On August 26 the BSP headquarters in the heart of the Sofia was set afire. All opposition parties condemned the action as a provocation organized by the unreconstructed communist forces interested in destabilizing the fledgling democratic system. While the Socialist leader, Aleksandar Lilov, claimed that the opposition should be held responsible for the incident, the UDF responded by emphasizing that it was precisely the most reactionary wing of the Socialist Party and the security police that had an interest in compromising the opposition and block
ing the transition to democracy.21 As the political and economic situation worsened, there were more outbursts of popular anger, especially over the refusal of the Socialist Party to renounce its domination. Lack of parliamentary support for the Lukanov government and the intensification of social unrest, including a general strike by the students and the two trade union organizations, forced the Socialist Lukanov to resign. His resignation forced the Socialists eventually to realize that there was no hope for them to continue the one-party government system and that the BSP’s hegemonic role in Bulgarian politics had come to an end. In December a coalition government was formed under the leadership of Dimitar Popov, a respected jurist with no political or party affiliations. Key ministries were divided equally between the BSP and the UDF. The new government inherited a disastrous economic situation, with unprecedented scarcities and a rapid decline in industrial output. It was therefore vitally urgent to reconsider all economic policy and to engage in rapid and consistent privatization. Cooperation between the government and the presidential institution as well as the appointment of respected civic activists in key positions indicated that Bulgaria had a chance to overcome its economic and political predicament.22
Czechoslovakia: A Faltering Consensus
In Czechoslovakia the presence of a charismatic, almost unanimously admired figure like President Vaclav Havel helped to preserve an indispensable national consensus. The country launched an ambitious reform program whose outcome would be the full marketization of the economy. Observers noticed, however, that the euphoric mood of the last months of 1989 had been increasingly replaced by skepticism and apathy.
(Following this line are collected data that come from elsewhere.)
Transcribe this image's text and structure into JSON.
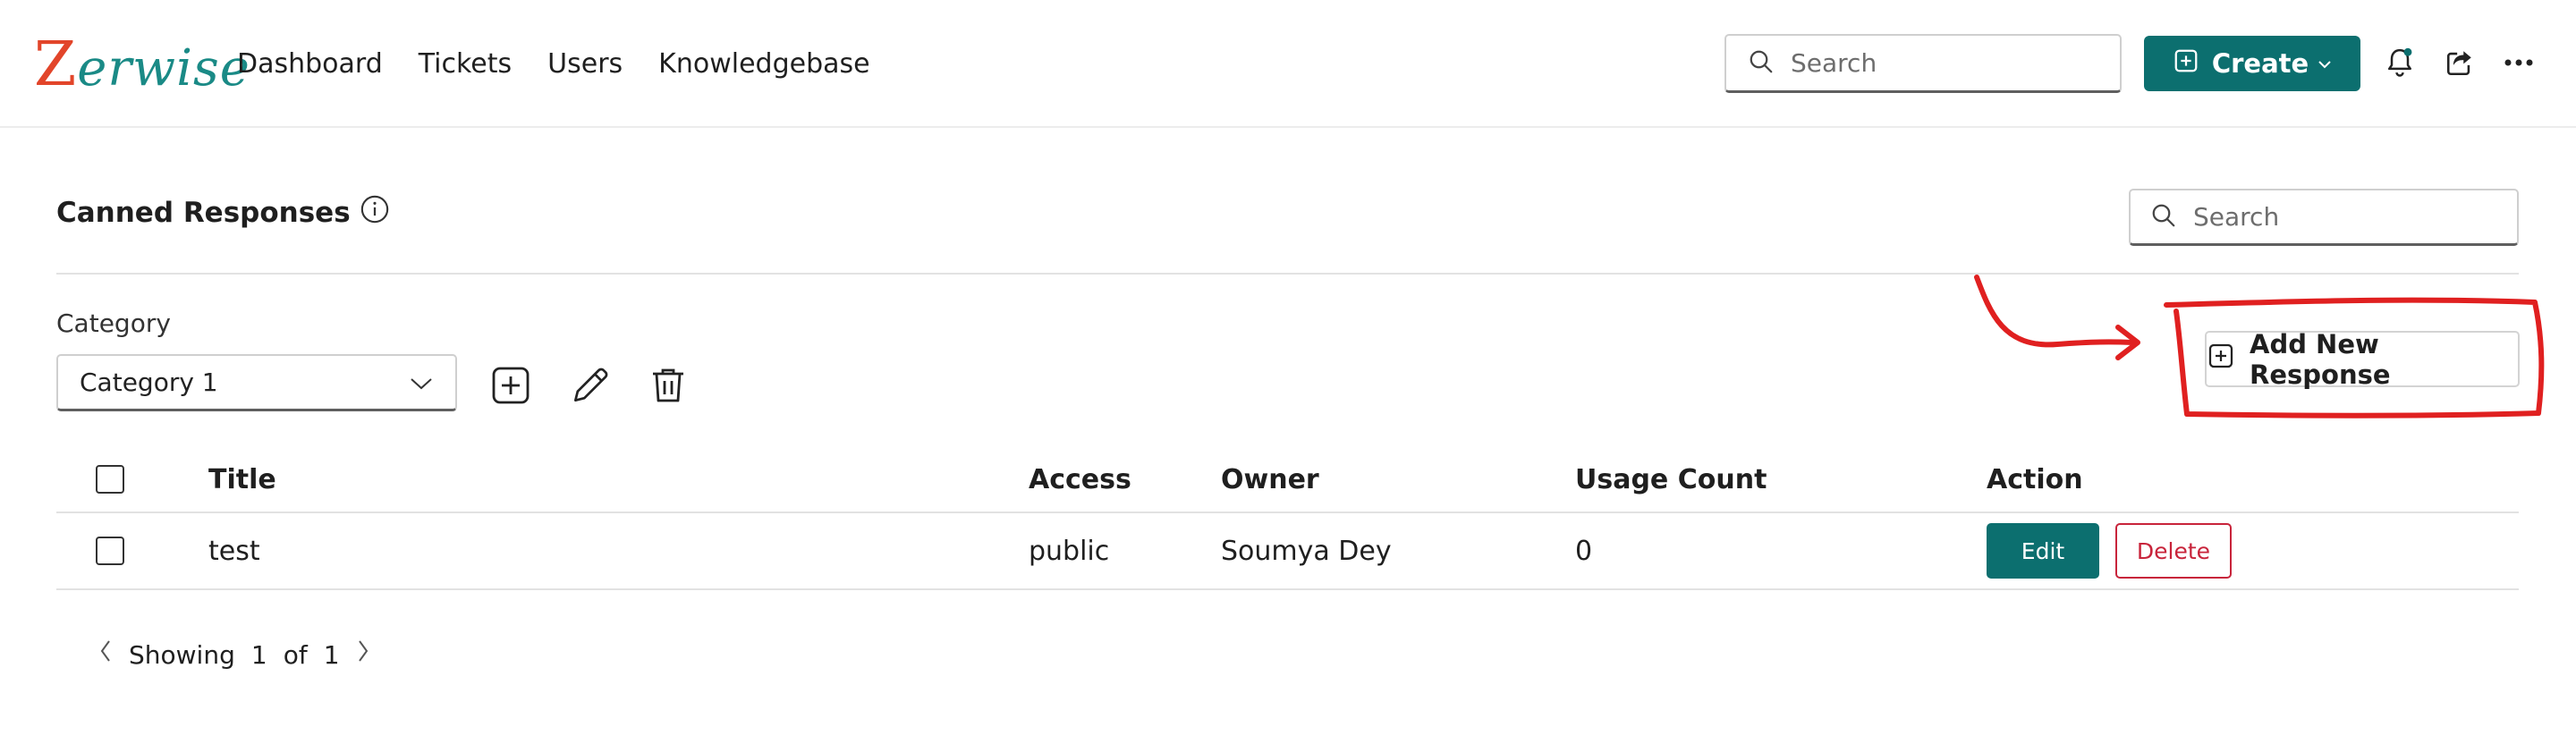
{
  "brand": {
    "logo_text_first": "Z",
    "logo_text_rest": "erwise"
  },
  "nav": [
    "Dashboard",
    "Tickets",
    "Users",
    "Knowledgebase"
  ],
  "topbar": {
    "search_placeholder": "Search",
    "create_label": "Create",
    "icons": [
      "bell-icon",
      "share-icon",
      "more-icon"
    ]
  },
  "page": {
    "title": "Canned Responses",
    "search_placeholder": "Search",
    "category_label": "Category",
    "category_value": "Category 1",
    "add_button": "Add New Response"
  },
  "table": {
    "headers": {
      "title": "Title",
      "access": "Access",
      "owner": "Owner",
      "usage": "Usage Count",
      "action": "Action"
    },
    "rows": [
      {
        "title": "test",
        "access": "public",
        "owner": "Soumya Dey",
        "usage": "0",
        "edit": "Edit",
        "delete": "Delete"
      }
    ]
  },
  "pagination": {
    "showing": "Showing",
    "current": "1",
    "of": "of",
    "total": "1"
  },
  "colors": {
    "primary": "#0c6f6f",
    "danger": "#c8243b",
    "annotation": "#e02020"
  }
}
For many it appeared that there was little hope of solving the immense problems amassed during four decades of communist misrule. Ethnic tensions intensified during 1990 and 1991, with the Slovaks criticizing the Czechs for their domineering propensities. At the same time there were attempts in Slovakia to rehabilitate the former Nazi collaborators of the short-lived Slovak national state during the interwar period. Those efforts, it should be said, did not necessarily arise from nostalgia for fascist values. It is a sad paradox that the only time in history that Slovaks managed to achieve statehood coincided with the advent of a Nazibacked regime under Monsignor Josef Tiso.